Journal of Digital Imaging
|November 17, 2022
Summary
A new deep learning model, ChimeraNet, effectively detects and removes hair and ruler marks from skin lesion images. This method improves diagnostic accuracy by enhancing the visibility of critical network features in dermoscopic images.
Area of Science:
- Dermatology
- Medical Imaging
- Artificial Intelligence
Background:
- Hair and ruler marks in dermoscopic images hinder accurate segmentation and analysis of skin lesions.
- Removing these artifacts is challenging due to variations in hair thickness, color, and overlap with lesion textures.
Purpose of the Study:
- To develop a novel deep learning (DL) technique for detecting hair and ruler marks in skin lesion images.
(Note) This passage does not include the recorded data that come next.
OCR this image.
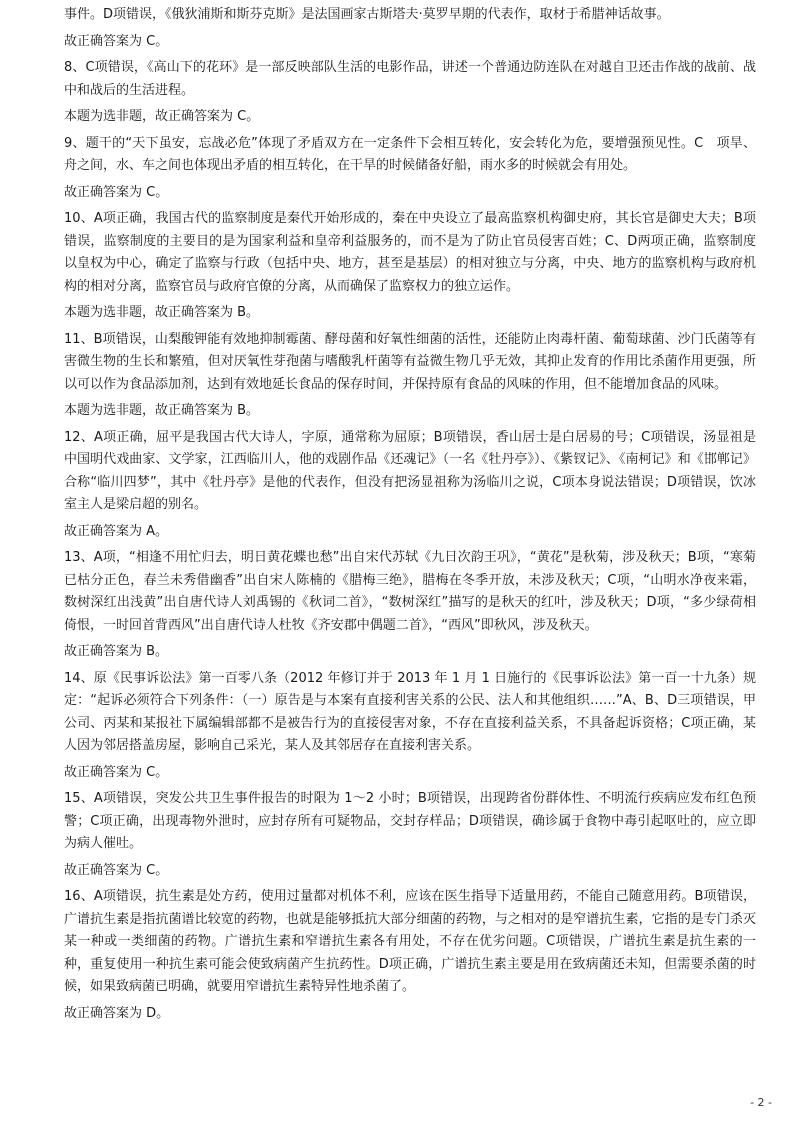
事件。D项错误，《俄狄浦斯和斯芬克斯》是法国画家古斯塔夫·莫罗早期的代表作，取材于希腊神话故事。

故正确答案为 C。

8、C项错误，《高山下的花环》是一部反映部队生活的电影作品，讲述一个普通边防连队在对越自卫还击作战的战前、战中和战后的生活进程。

本题为选非题，故正确答案为 C。

9、题干的“天下虽安，忘战必危”体现了矛盾双方在一定条件下会相互转化，安会转化为危，要增强预见性。C　项旱、舟之间，水、车之间也体现出矛盾的相互转化，在干旱的时候储备好船，雨水多的时候就会有用处。

故正确答案为 C。

10、A项正确，我国古代的监察制度是秦代开始形成的，秦在中央设立了最高监察机构御史府，其长官是御史大夫；B项错误，监察制度的主要目的是为国家利益和皇帝利益服务的，而不是为了防止官员侵害百姓；C、D两项正确，监察制度以皇权为中心，确定了监察与行政（包括中央、地方，甚至是基层）的相对独立与分离，中央、地方的监察机构与政府机构的相对分离，监察官员与政府官僚的分离，从而确保了监察权力的独立运作。

本题为选非题，故正确答案为 B。

11、B项错误，山梨酸钾能有效地抑制霉菌、酵母菌和好氧性细菌的活性，还能防止肉毒杆菌、葡萄球菌、沙门氏菌等有害微生物的生长和繁殖，但对厌氧性芽孢菌与嗜酸乳杆菌等有益微生物几乎无效，其抑止发育的作用比杀菌作用更强，所以可以作为食品添加剂，达到有效地延长食品的保存时间，并保持原有食品的风味的作用，但不能增加食品的风味。

本题为选非题，故正确答案为 B。

12、A项正确，屈平是我国古代大诗人，字原，通常称为屈原；B项错误，香山居士是白居易的号；C项错误，汤显祖是中国明代戏曲家、文学家，江西临川人，他的戏剧作品《还魂记》（一名《牡丹亭》）、《紫钗记》、《南柯记》和《邯郸记》合称“临川四梦”，其中《牡丹亭》是他的代表作，但没有把汤显祖称为汤临川之说，C项本身说法错误；D项错误，饮冰室主人是梁启超的别名。

故正确答案为 A。

13、A项，“相逢不用忙归去，明日黄花蝶也愁”出自宋代苏轼《九日次韵王巩》，“黄花”是秋菊，涉及秋天；B项，“寒菊已枯分正色，春兰未秀借幽香”出自宋人陈楠的《腊梅三绝》，腊梅在冬季开放，未涉及秋天；C项，“山明水净夜来霜，数树深红出浅黄”出自唐代诗人刘禹锡的《秋词二首》，“数树深红”描写的是秋天的红叶，涉及秋天；D项，“多少绿荷相倚恨，一时回首背西风”出自唐代诗人杜牧《齐安郡中偶题二首》，“西风”即秋风，涉及秋天。

故正确答案为 B。

14、原《民事诉讼法》第一百零八条（2012 年修订并于 2013 年 1 月 1 日施行的《民事诉讼法》第一百一十九条）规定：“起诉必须符合下列条件：（一）原告是与本案有直接利害关系的公民、法人和其他组织……”A、B、D三项错误，甲公司、丙某和某报社下属编辑部都不是被告行为的直接侵害对象，不存在直接利益关系，不具备起诉资格；C项正确，某人因为邻居搭盖房屋，影响自己采光，某人及其邻居存在直接利害关系。

故正确答案为 C。

15、A项错误，突发公共卫生事件报告的时限为 1～2 小时；B项错误，出现跨省份群体性、不明流行疾病应发布红色预警；C项正确，出现毒物外泄时，应封存所有可疑物品，交封存样品；D项错误，确诊属于食物中毒引起呕吐的，应立即为病人催吐。

故正确答案为 C。

16、A项错误，抗生素是处方药，使用过量都对机体不利，应该在医生指导下适量用药，不能自己随意用药。B项错误，广谱抗生素是指抗菌谱比较宽的药物，也就是能够抵抗大部分细菌的药物，与之相对的是窄谱抗生素，它指的是专门杀灭某一种或一类细菌的药物。广谱抗生素和窄谱抗生素各有用处，不存在优劣问题。C项错误，广谱抗生素是抗生素的一种，重复使用一种抗生素可能会使致病菌产生抗药性。D项正确，广谱抗生素主要是用在致病菌还未知，但需要杀菌的时候，如果致病菌已明确，就要用窄谱抗生素特异性地杀菌了。

故正确答案为 D。

- 2 -
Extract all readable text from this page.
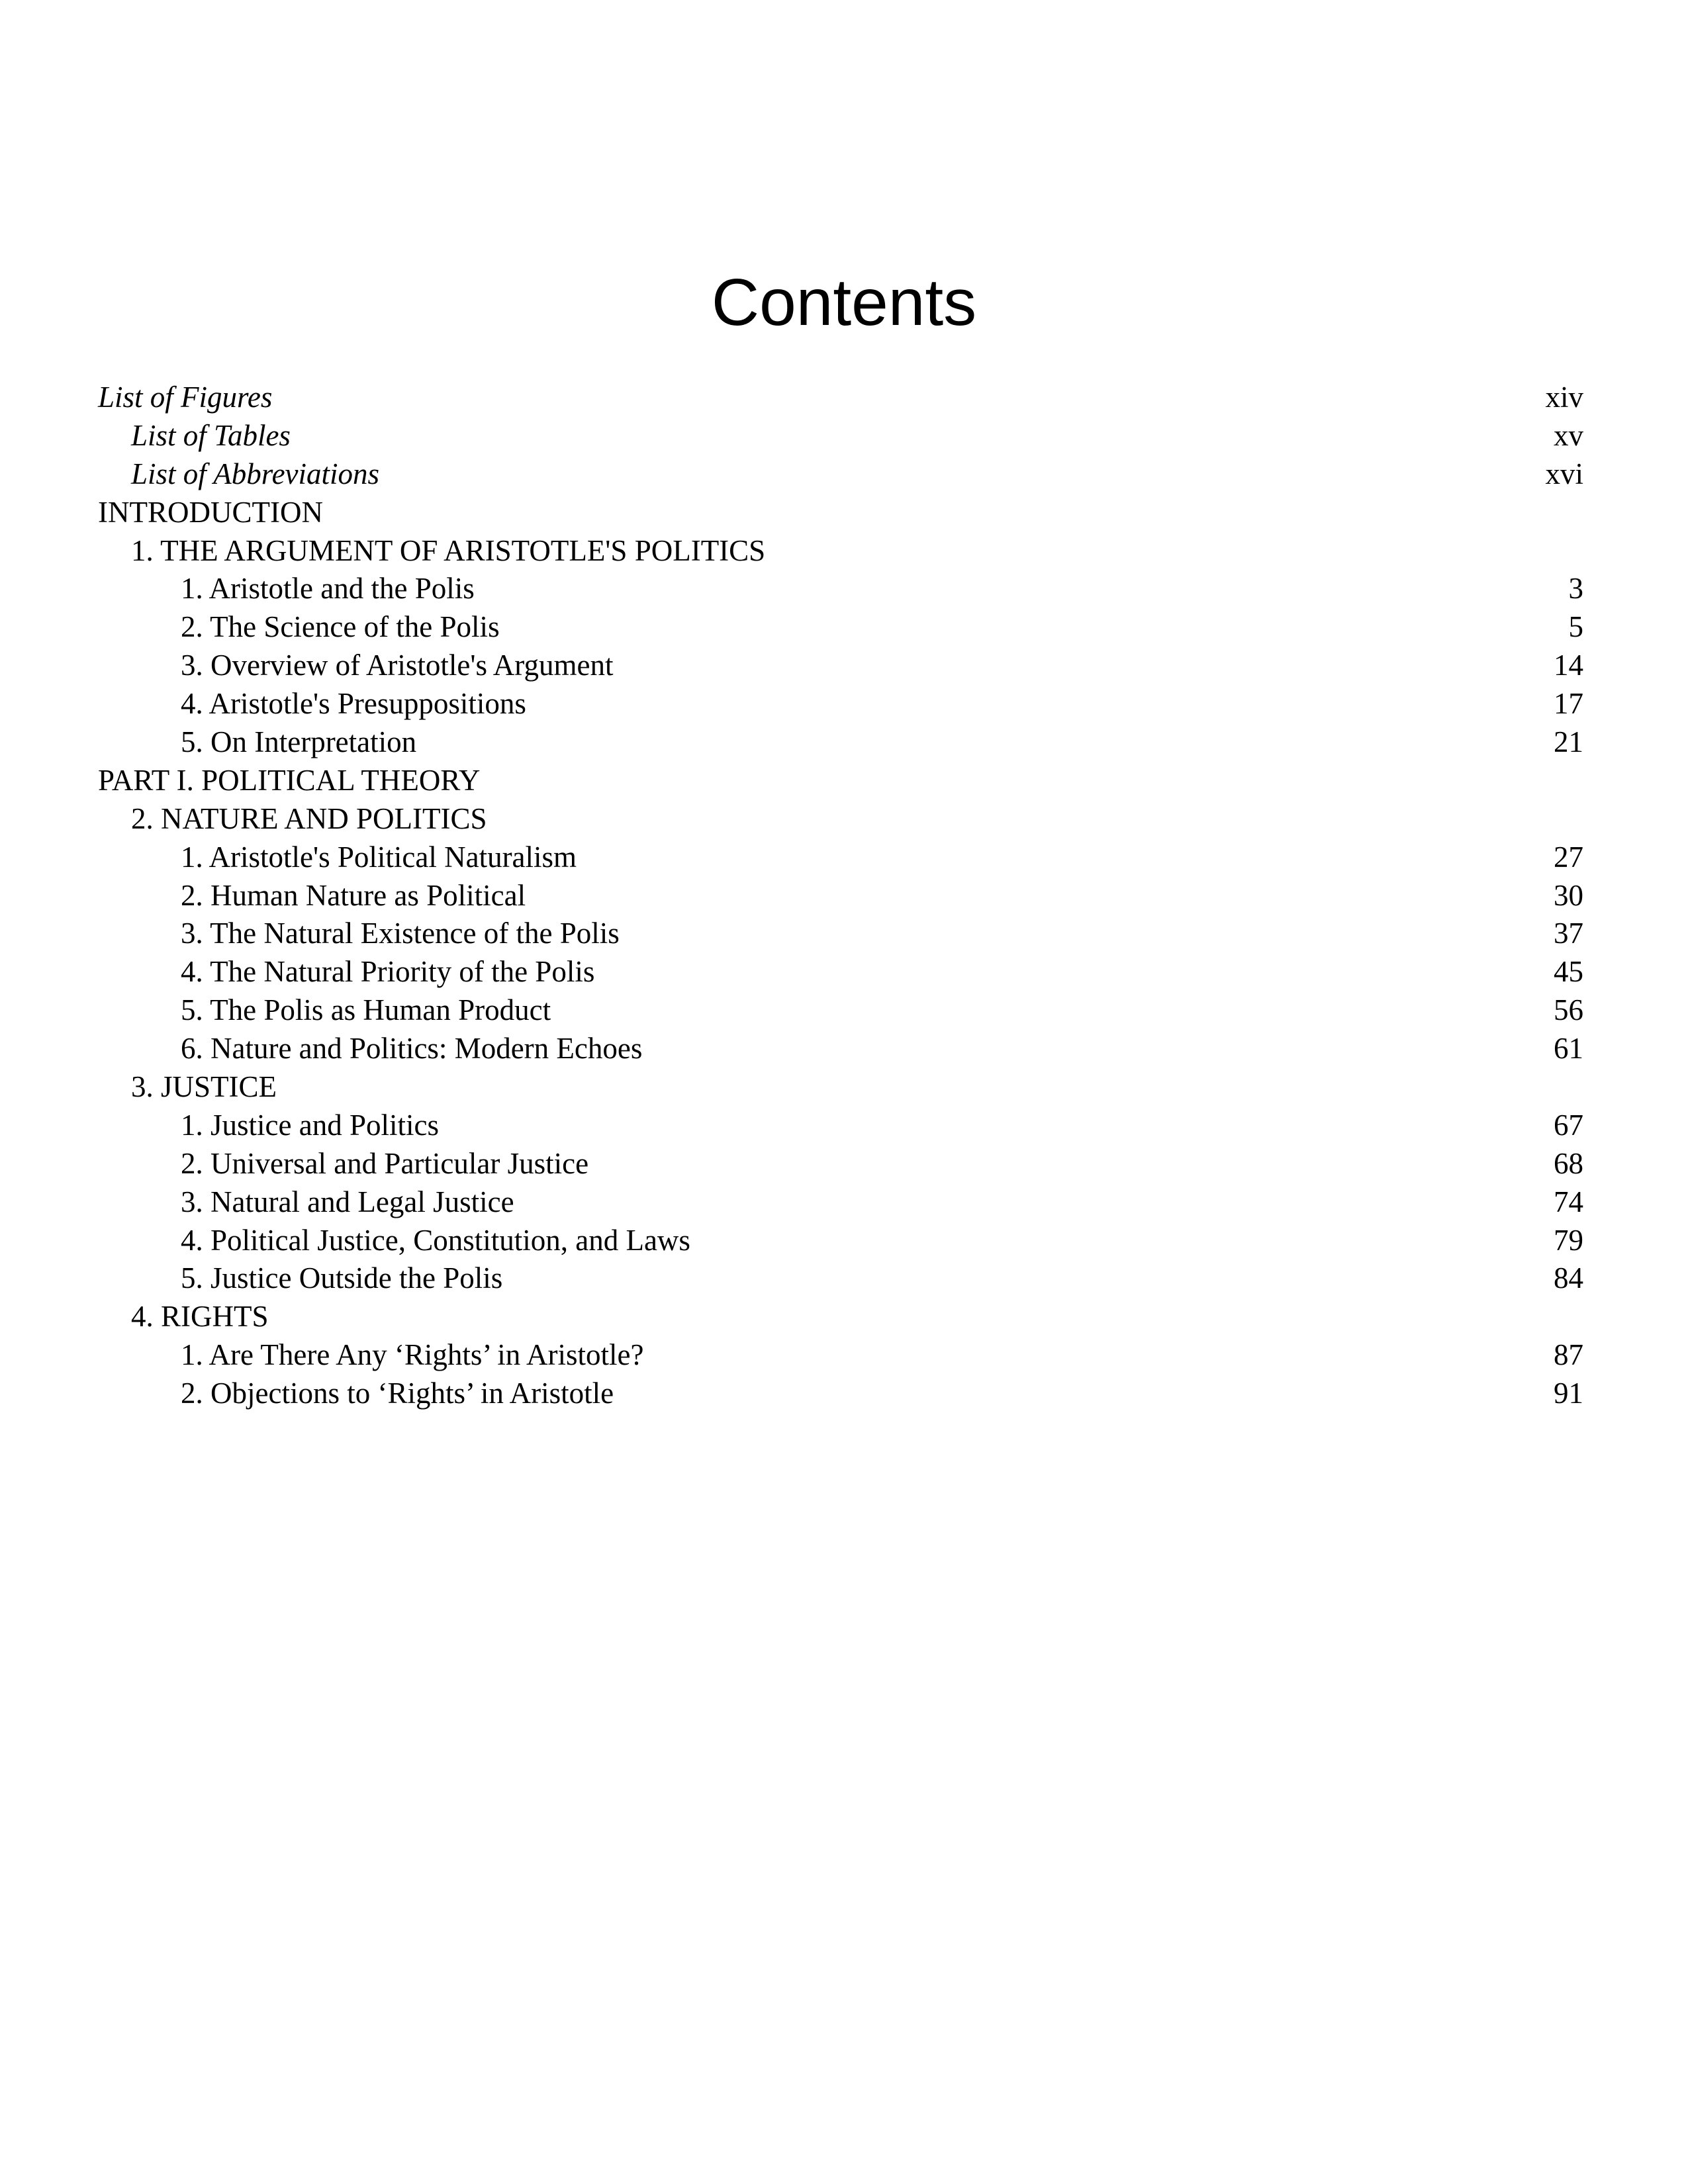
Contents
List of Figures	xiv
List of Tables	xv
List of Abbreviations	xvi
INTRODUCTION
1. THE ARGUMENT OF ARISTOTLE'S POLITICS
1. Aristotle and the Polis	3
2. The Science of the Polis	5
3. Overview of Aristotle's Argument	14
4. Aristotle's Presuppositions	17
5. On Interpretation	21
PART I. POLITICAL THEORY
2. NATURE AND POLITICS
1. Aristotle's Political Naturalism	27
2. Human Nature as Political	30
3. The Natural Existence of the Polis	37
4. The Natural Priority of the Polis	45
5. The Polis as Human Product	56
6. Nature and Politics: Modern Echoes	61
3. JUSTICE
1. Justice and Politics	67
2. Universal and Particular Justice	68
3. Natural and Legal Justice	74
4. Political Justice, Constitution, and Laws	79
5. Justice Outside the Polis	84
4. RIGHTS
1. Are There Any ‘Rights’ in Aristotle?	87
2. Objections to ‘Rights’ in Aristotle	91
- To improve the accuracy of subsequent diagnostic analyses by effectively removing image artifacts.
Main Methods:
- Proposed ChimeraNet, an encoder-decoder DL architecture utilizing EfficientNet and squeeze-excitation residual (SERes) structures.
- Evaluated the model on the HAM10000 (ISIC2018 Task 3) dataset at various image sizes.
- Utilized the Dice loss function for optimization.
Main Results:
- The largest image size (448x448) achieved the highest accuracy (98.23%) and Jaccard index (0.65) on the HAM10000 dataset.
- ChimeraNet outperformed U-Net and ResUNet-a in artifact detection.
- Achieved state-of-the-art accuracy on additional test images compared to eight classical methods.
Conclusions:
- The proposed ChimeraNet architecture demonstrates significant potential for improving the detection of fine structures in dermoscopic images.
- This DL technique can enhance the accuracy of skin lesion analysis by removing obstructive artifacts.
- Further research into DL for dermoscopy structure detection is recommended.